Sicks is the fourth album released by novelty rock group Barnes & Barnes. It was originally released in 1986 by Rhino Records, and rereleased in 2005 by Oglio Records. Its title takes its name from the fact that it is their sixth non-single release (including their previous three albums and two EP's), and also that it was deliberately created as a "sick" album. A sticker on the shrinkwrap of the original LP read, "Warning! The sickest songs ever collected on one record."

Professional ratings
Review scores
| Source | Rating |
| Allmusic | link |

==Track listing==
All songs are by Barnes & Barnes, unless otherwise noted.
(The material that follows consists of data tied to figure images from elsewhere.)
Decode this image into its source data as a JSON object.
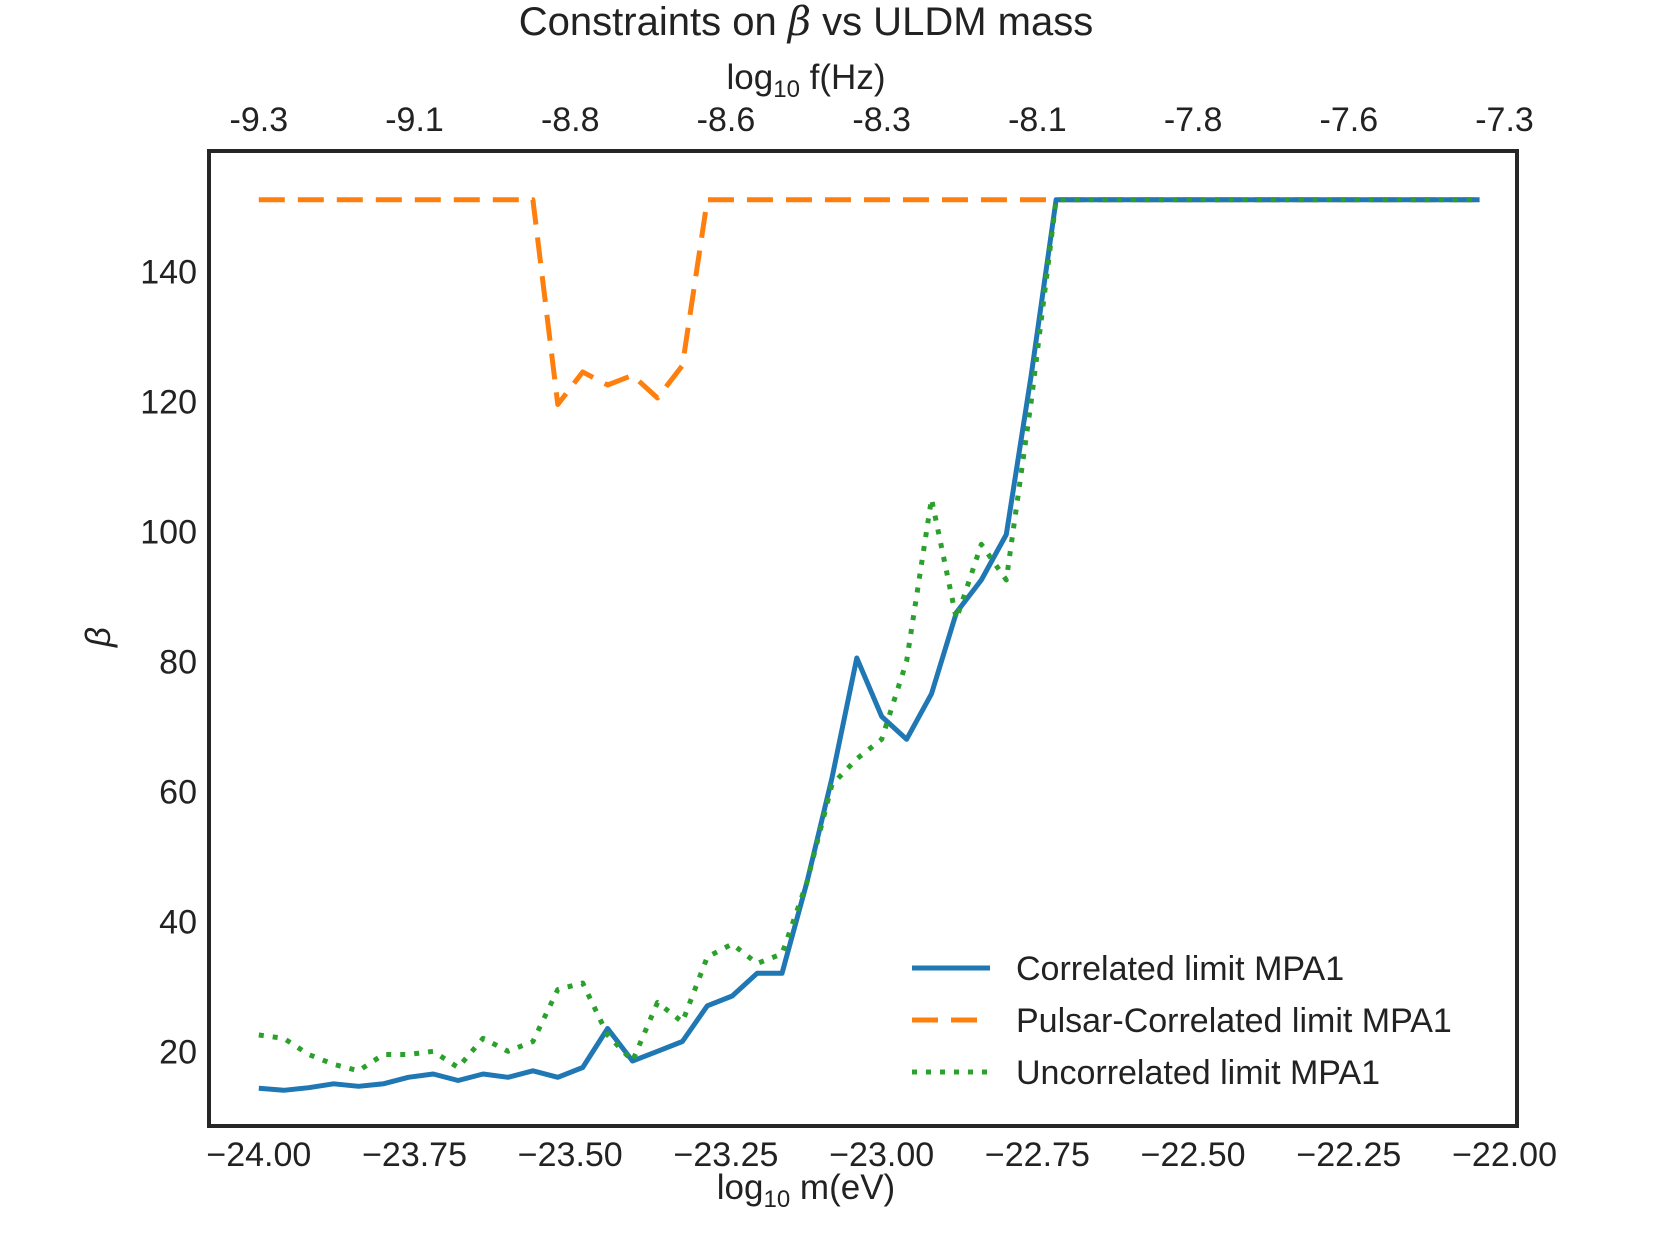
{
  "chart_data": {
    "type": "line",
    "title_prefix": "Constraints on ",
    "title_symbol": "β",
    "title_suffix": " vs ULDM mass",
    "xlabel_prefix": "log",
    "xlabel_sub": "10",
    "xlabel_suffix": " m(eV)",
    "x2label_prefix": "log",
    "x2label_sub": "10",
    "x2label_suffix": " f(Hz)",
    "ylabel": "β",
    "xlim": [
      -24.08,
      -21.98
    ],
    "ylim": [
      8.5,
      158.5
    ],
    "xticks": [
      -24.0,
      -23.75,
      -23.5,
      -23.25,
      -23.0,
      -22.75,
      -22.5,
      -22.25,
      -22.0
    ],
    "xtick_labels": [
      "−24.00",
      "−23.75",
      "−23.50",
      "−23.25",
      "−23.00",
      "−22.75",
      "−22.50",
      "−22.25",
      "−22.00"
    ],
    "x2ticks": [
      -24.0,
      -23.75,
      -23.5,
      -23.25,
      -23.0,
      -22.75,
      -22.5,
      -22.25,
      -22.0
    ],
    "x2tick_labels": [
      "-9.3",
      "-9.1",
      "-8.8",
      "-8.6",
      "-8.3",
      "-8.1",
      "-7.8",
      "-7.6",
      "-7.3"
    ],
    "yticks": [
      20,
      40,
      60,
      80,
      100,
      120,
      140
    ],
    "ytick_labels": [
      "20",
      "40",
      "60",
      "80",
      "100",
      "120",
      "140"
    ],
    "legend_position": "lower-right",
    "series": [
      {
        "name": "Correlated limit MPA1",
        "color": "#1f77b4",
        "style": "solid",
        "x": [
          -24.0,
          -23.96,
          -23.92,
          -23.88,
          -23.84,
          -23.8,
          -23.76,
          -23.72,
          -23.68,
          -23.64,
          -23.6,
          -23.56,
          -23.52,
          -23.48,
          -23.44,
          -23.4,
          -23.36,
          -23.32,
          -23.28,
          -23.24,
          -23.2,
          -23.16,
          -23.12,
          -23.08,
          -23.04,
          -23.0,
          -22.96,
          -22.92,
          -22.88,
          -22.84,
          -22.8,
          -22.76,
          -22.72,
          -22.68,
          -22.64,
          -22.6,
          -22.55,
          -22.5,
          -22.45,
          -22.4,
          -22.35,
          -22.3,
          -22.25,
          -22.2,
          -22.15,
          -22.1,
          -22.05,
          -22.04
        ],
        "y": [
          14.3,
          14.0,
          14.4,
          15.0,
          14.6,
          15.0,
          16.0,
          16.5,
          15.5,
          16.5,
          16.0,
          17.0,
          16.0,
          17.5,
          23.5,
          18.5,
          20.0,
          21.5,
          27.0,
          28.5,
          32.0,
          32.0,
          46.0,
          62.0,
          80.5,
          71.5,
          68.0,
          75.0,
          87.5,
          92.5,
          99.5,
          124.0,
          151.0,
          151.0,
          151.0,
          151.0,
          151.0,
          151.0,
          151.0,
          151.0,
          151.0,
          151.0,
          151.0,
          151.0,
          151.0,
          151.0,
          151.0,
          151.0
        ]
      },
      {
        "name": "Pulsar-Correlated limit MPA1",
        "color": "#ff7f0e",
        "style": "dashed",
        "x": [
          -24.0,
          -23.9,
          -23.8,
          -23.7,
          -23.6,
          -23.56,
          -23.52,
          -23.48,
          -23.44,
          -23.4,
          -23.36,
          -23.32,
          -23.28,
          -23.24,
          -23.2,
          -23.1,
          -23.0,
          -22.9,
          -22.8,
          -22.7,
          -22.6,
          -22.5,
          -22.4,
          -22.3,
          -22.2,
          -22.1,
          -22.04
        ],
        "y": [
          151.0,
          151.0,
          151.0,
          151.0,
          151.0,
          151.0,
          119.5,
          124.5,
          122.5,
          124.0,
          120.5,
          125.5,
          151.0,
          151.0,
          151.0,
          151.0,
          151.0,
          151.0,
          151.0,
          151.0,
          151.0,
          151.0,
          151.0,
          151.0,
          151.0,
          151.0,
          151.0
        ]
      },
      {
        "name": "Uncorrelated limit MPA1",
        "color": "#2ca02c",
        "style": "dotted",
        "x": [
          -24.0,
          -23.96,
          -23.92,
          -23.88,
          -23.84,
          -23.8,
          -23.76,
          -23.72,
          -23.68,
          -23.64,
          -23.6,
          -23.56,
          -23.52,
          -23.48,
          -23.44,
          -23.4,
          -23.36,
          -23.32,
          -23.28,
          -23.24,
          -23.2,
          -23.16,
          -23.12,
          -23.08,
          -23.04,
          -23.0,
          -22.96,
          -22.92,
          -22.88,
          -22.84,
          -22.8,
          -22.76,
          -22.72,
          -22.68,
          -22.6,
          -22.5,
          -22.4,
          -22.3,
          -22.2,
          -22.1,
          -22.04
        ],
        "y": [
          22.5,
          22.0,
          19.5,
          18.0,
          17.0,
          19.5,
          19.5,
          20.0,
          17.5,
          22.0,
          20.0,
          21.5,
          29.5,
          30.5,
          22.5,
          18.5,
          27.5,
          24.5,
          34.5,
          36.5,
          33.5,
          35.0,
          46.0,
          61.0,
          65.0,
          68.0,
          80.0,
          105.0,
          86.5,
          98.0,
          92.5,
          120.0,
          151.0,
          151.0,
          151.0,
          151.0,
          151.0,
          151.0,
          151.0,
          151.0,
          151.0
        ]
      }
    ]
  }
}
1. "If You Wanna Be Happy" (Guida/Guida/Royster)
2. "Homophobic Dream #22"
3. "Pussy Whipped" (Mumy/Haimer/Ferrer/Joliffe)
4. "Dead Baby Hunt"
5. "Pizza Face"
6. "Lick Lap"
7. "Scary Love"
8. "Pineapple Princess" (Sherman/Sherman)
9. "Sit on My Lap and Call Me Daddy"
10. "Baby Come Home"
11. "Love Button"
12. "Pre-School Games"
13. "Smelly Finger Blues"
14. "I Hate the Boss" (originally titled "I Got a Job")
15. "Auto Suck" (bonus track)
16. "I Married Mama" (bonus track)
17. "Worse Than Slime" (bonus track)
18. "Blithering #2" (bonus track)
19. The Ballad of Scott Ehrlich" (bonus track)
20. "I Had Sex With Santa" (bonus track)
21. "The Ballad of Hall and Oates" (bonus track)
22. "What's New Pussycat" (bonus track)
23. "Condomized" (bonus track)
24. "Vowels" (bonus track)
25. "When You Die #2" (bonus track)

==Trivia==

1. The cover of the album is from the video of "Love Tap" from Spazchow.
2. "I Hate the Boss" was originally on the "lost" album Code of Honor, and was reworked for this album. It appears in its original form on Kodovoner
3. "Pussy Whipped" was co-written by actor Miguel Ferrer. It is through Bob and Bill's friendship with Miguel that got his father Jose Ferrer to appear in their video release Zabagabee.
4. Red Hot Chili Peppers bass guitarist, Flea, cameos in the "Pizza Face" music video as a pizza delivery man.